- Born: 1744
- Died: 1806 (aged 62)
- Spouse: Eleanor Hunter ​(m. 1767)​
- Children: Charles Bosanquet John Bernard Bosanquet
- Relatives: Mary Bosanquet Fletcher (sister) Jacob Bosanquet (first cousin) James Whatman Bosanquet (grandson) Bernard Bosanquet (great-great grandson) Reginald Bosanquet (great-great-great grandson)

= Samuel Bosanquet =

English merchant and banker (1744–1806)

Samuel Bosanquet (1744–1806) was an English merchant and banker.

==Life==
Samuel Bosanquet was born into an immigrant family of Huguenots, the son of Samuel Bosanquet (1700–1765) and his wife Mary Dunster. His sister Mary would go on to become one of the first female Methodist preachers.

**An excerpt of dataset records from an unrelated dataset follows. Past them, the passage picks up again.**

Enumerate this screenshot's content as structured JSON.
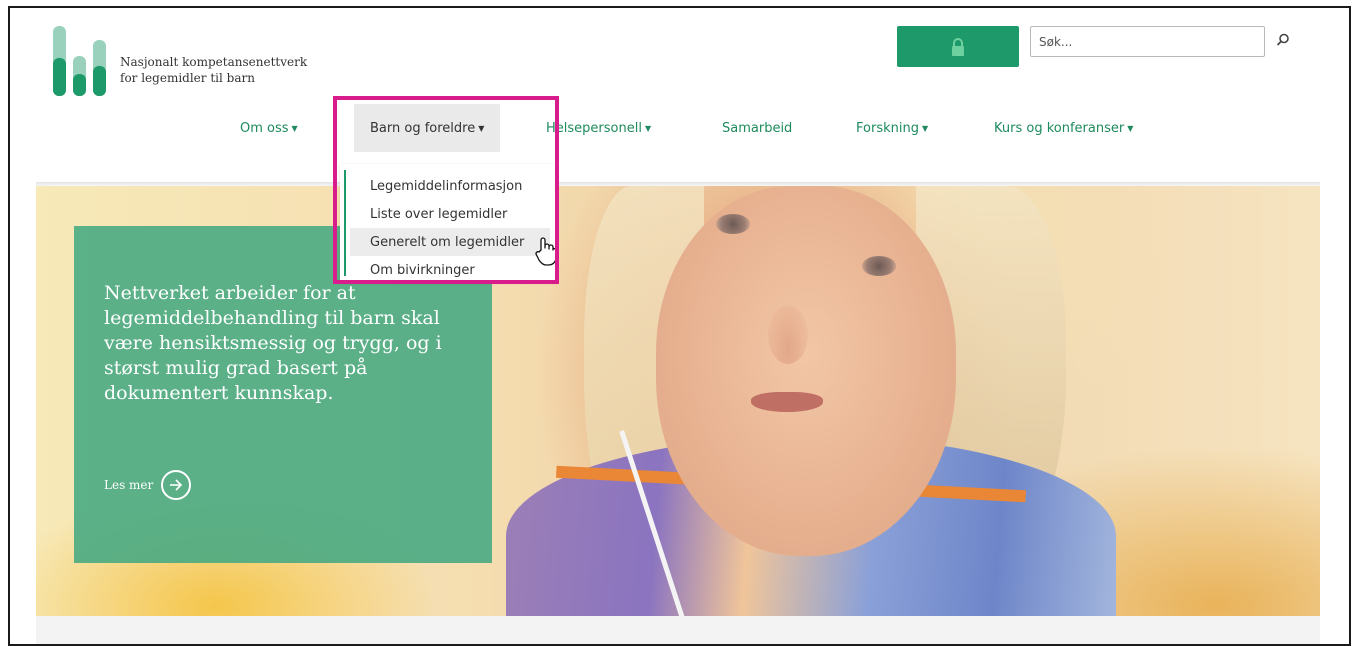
{
  "brand": {
    "name_line1": "Nasjonalt kompetansenettverk",
    "name_line2": "for legemidler til barn",
    "logo_color": "#1e9a6a"
  },
  "header": {
    "login_icon": "lock-icon",
    "search_placeholder": "Søk...",
    "search_icon": "search-icon"
  },
  "nav": {
    "items": [
      {
        "label": "Om oss",
        "has_caret": true
      },
      {
        "label": "Barn og foreldre",
        "has_caret": true,
        "active": true
      },
      {
        "label": "Helsepersonell",
        "has_caret": true
      },
      {
        "label": "Samarbeid",
        "has_caret": false
      },
      {
        "label": "Forskning",
        "has_caret": true
      },
      {
        "label": "Kurs og konferanser",
        "has_caret": true
      }
    ],
    "dropdown": {
      "items": [
        {
          "label": "Legemiddelinformasjon"
        },
        {
          "label": "Liste over legemidler"
        },
        {
          "label": "Generelt om legemidler",
          "hovered": true
        },
        {
          "label": "Om bivirkninger"
        }
      ]
    }
  },
  "hero": {
    "text": "Nettverket arbeider for at legemiddelbehandling til barn skal være hensiktsmessig og trygg, og i størst mulig grad basert på dokumentert kunnskap.",
    "cta_label": "Les mer",
    "cta_icon": "arrow-right-circle-icon"
  },
  "colors": {
    "accent": "#1e9a6a",
    "nav_text": "#1e8a5e",
    "highlight_border": "#d81c8c"
  }
}
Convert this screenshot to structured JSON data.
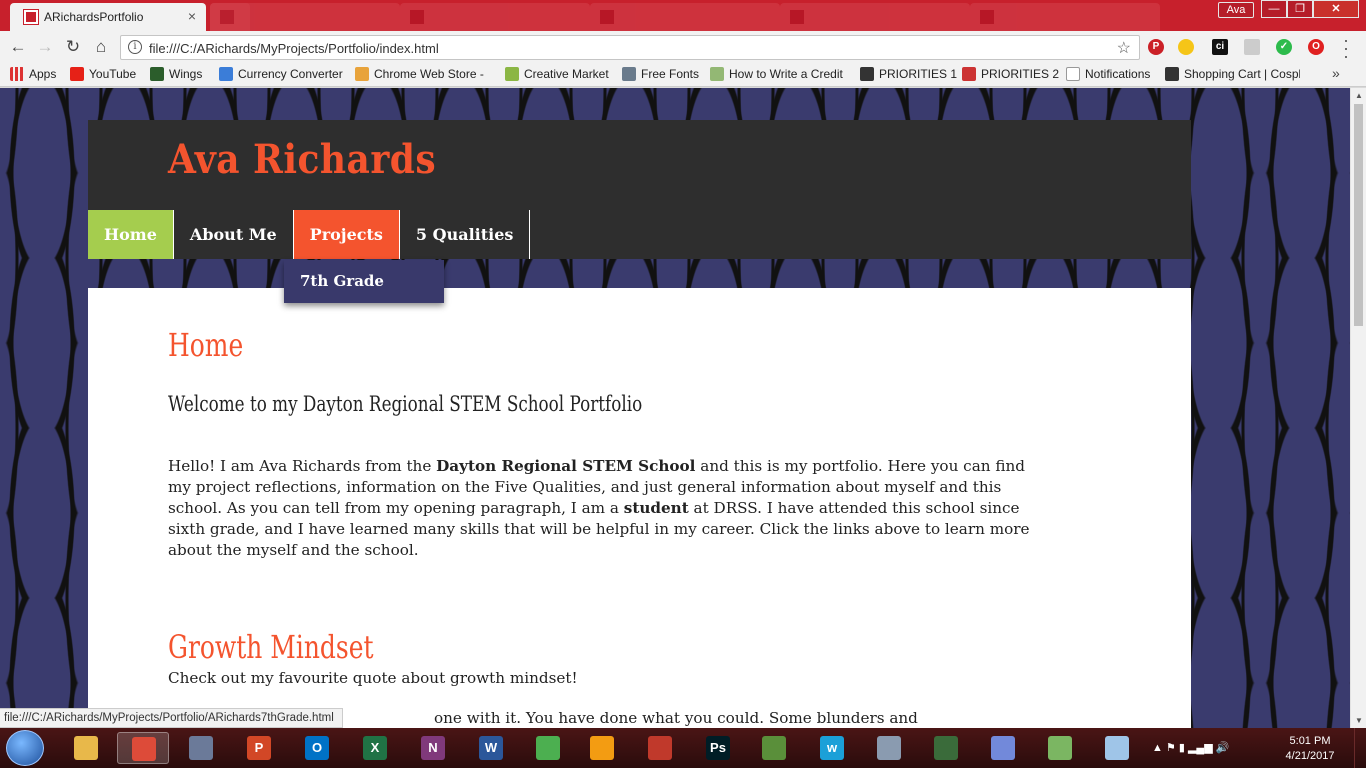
{
  "browser": {
    "tab_title": "ARichardsPortfolio",
    "tab_close": "×",
    "profile": "Ava",
    "address": "file:///C:/ARichards/MyProjects/Portfolio/index.html",
    "status_url": "file:///C:/ARichards/MyProjects/Portfolio/ARichards7thGrade.html",
    "nav": {
      "back": "←",
      "forward": "→",
      "reload": "↻",
      "home": "⌂"
    },
    "star": "☆",
    "window": {
      "minimize": "—",
      "maximize": "❐",
      "close": "✕"
    }
  },
  "bookmarks": [
    {
      "label": "Apps",
      "icon": "apps-grid-icon",
      "color": "#d33"
    },
    {
      "label": "YouTube",
      "icon": "youtube-icon",
      "color": "#e62117"
    },
    {
      "label": "Wings",
      "icon": "wings-icon",
      "color": "#2b5d2b"
    },
    {
      "label": "Currency Converter",
      "icon": "currency-icon",
      "color": "#3b7dd8"
    },
    {
      "label": "Chrome Web Store -",
      "icon": "webstore-icon",
      "color": "#e8a33b"
    },
    {
      "label": "Creative Market",
      "icon": "creative-market-icon",
      "color": "#8bb644"
    },
    {
      "label": "Free Fonts",
      "icon": "free-fonts-icon",
      "color": "#6a7b8c"
    },
    {
      "label": "How to Write a Credit",
      "icon": "wikihow-icon",
      "color": "#93b874"
    },
    {
      "label": "PRIORITIES 1",
      "icon": "dh-icon",
      "color": "#333"
    },
    {
      "label": "PRIORITIES 2",
      "icon": "priorities-icon",
      "color": "#c33"
    },
    {
      "label": "Notifications",
      "icon": "page-icon",
      "color": "#999"
    },
    {
      "label": "Shopping Cart | Cospl",
      "icon": "cart-icon",
      "color": "#333"
    }
  ],
  "bookmarks_more": "»",
  "site": {
    "title": "Ava Richards",
    "nav": [
      "Home",
      "About Me",
      "Projects",
      "5 Qualities"
    ],
    "dropdown": [
      "7th Grade"
    ],
    "home_heading": "Home",
    "welcome": "Welcome to my Dayton Regional STEM School Portfolio",
    "intro": {
      "p1": "Hello! I am Ava Richards from the ",
      "b1": "Dayton Regional STEM School",
      "p2": " and this is my portfolio. Here you can find my project reflections, information on the Five Qualities, and just general information about myself and this school. As you can tell from my opening paragraph, I am a ",
      "b2": "student",
      "p3": " at DRSS. I have attended this school since sixth grade, and I have learned many skills that will be helpful in my career. Click the links above to learn more about the myself and the school."
    },
    "growth_heading": "Growth Mindset",
    "growth_sub": "Check out my favourite quote about growth mindset!",
    "quote_fragment": "one with it. You have done what you could. Some blunders and"
  },
  "taskbar": {
    "time": "5:01 PM",
    "date": "4/21/2017",
    "apps": [
      {
        "name": "file-explorer-icon",
        "label": "",
        "color": "#e8b84a"
      },
      {
        "name": "chrome-icon",
        "label": "",
        "color": "#dd4b39",
        "active": true
      },
      {
        "name": "webcam-icon",
        "label": "",
        "color": "#6b7a99"
      },
      {
        "name": "powerpoint-icon",
        "label": "P",
        "color": "#d24726"
      },
      {
        "name": "outlook-icon",
        "label": "O",
        "color": "#0072c6"
      },
      {
        "name": "excel-icon",
        "label": "X",
        "color": "#207245"
      },
      {
        "name": "onenote-icon",
        "label": "N",
        "color": "#80397b"
      },
      {
        "name": "word-icon",
        "label": "W",
        "color": "#2b579a"
      },
      {
        "name": "sims-icon",
        "label": "",
        "color": "#4caf50"
      },
      {
        "name": "media-player-icon",
        "label": "",
        "color": "#f39c12"
      },
      {
        "name": "pencil-icon",
        "label": "",
        "color": "#c0392b"
      },
      {
        "name": "photoshop-icon",
        "label": "Ps",
        "color": "#001d26"
      },
      {
        "name": "app-badge-icon",
        "label": "",
        "color": "#5a8f3a"
      },
      {
        "name": "wattpad-icon",
        "label": "w",
        "color": "#1ba0d8"
      },
      {
        "name": "calculator-icon",
        "label": "",
        "color": "#8a9bb0"
      },
      {
        "name": "monitor-icon",
        "label": "",
        "color": "#3a6b3a"
      },
      {
        "name": "discord-icon",
        "label": "",
        "color": "#7289da"
      },
      {
        "name": "chart-app-icon",
        "label": "",
        "color": "#7bb662"
      },
      {
        "name": "notes-icon",
        "label": "",
        "color": "#9fc5e8"
      }
    ]
  }
}
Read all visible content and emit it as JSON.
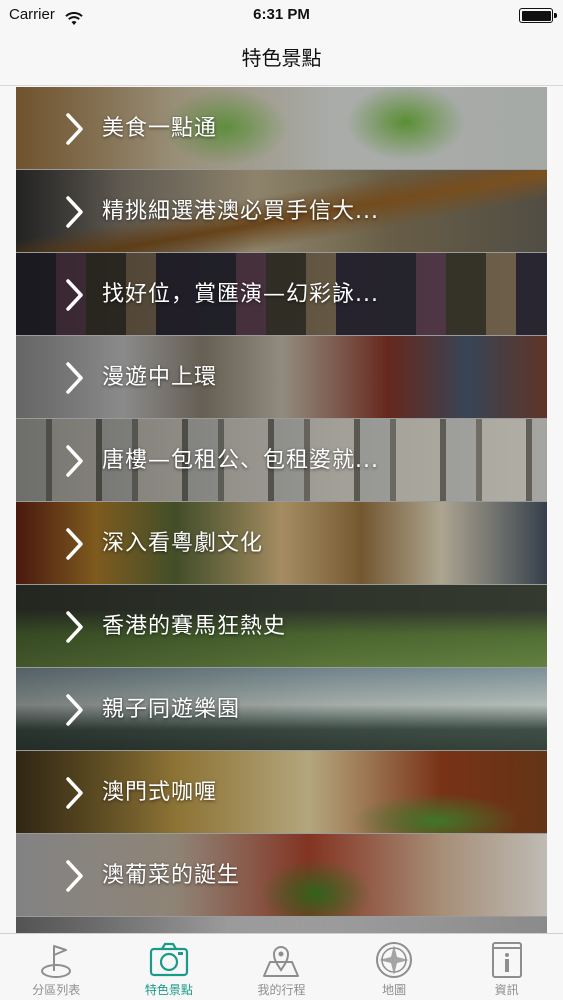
{
  "status_bar": {
    "carrier": "Carrier",
    "time": "6:31 PM"
  },
  "nav": {
    "title": "特色景點"
  },
  "list": {
    "items": [
      {
        "label": "美食一點通"
      },
      {
        "label": "精挑細選港澳必買手信大..."
      },
      {
        "label": "找好位，賞匯演—幻彩詠..."
      },
      {
        "label": "漫遊中上環"
      },
      {
        "label": "唐樓—包租公、包租婆就..."
      },
      {
        "label": "深入看粵劇文化"
      },
      {
        "label": "香港的賽馬狂熱史"
      },
      {
        "label": "親子同遊樂園"
      },
      {
        "label": "澳門式咖喱"
      },
      {
        "label": "澳葡菜的誕生"
      }
    ]
  },
  "tabbar": {
    "active_color": "#1a9a8a",
    "inactive_color": "#8e8e8e",
    "tabs": [
      {
        "label": "分區列表",
        "icon": "flag-map-icon",
        "active": false
      },
      {
        "label": "特色景點",
        "icon": "camera-icon",
        "active": true
      },
      {
        "label": "我的行程",
        "icon": "map-pin-icon",
        "active": false
      },
      {
        "label": "地圖",
        "icon": "compass-icon",
        "active": false
      },
      {
        "label": "資訊",
        "icon": "info-icon",
        "active": false
      }
    ]
  }
}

Bosanquet married Eleanor Hunter in 1767. Charles Bosanquet and John Bernard Bosanquet were their sons.

==Career==
Bosanquet became a Director of the Bank of England in 1771, was elected Deputy Governor from 1789 to 1791 and Governor from 1791 to 1793. He replaced Mark Weyland as Governor and was succeeded by Godfrey Thornton. Bosanquet's tenure as Governor occurred during the Panic of 1792.

In 1793 Bosanquet resumed his place in the Court of Directors, and remained in this occupation until his death in 1806.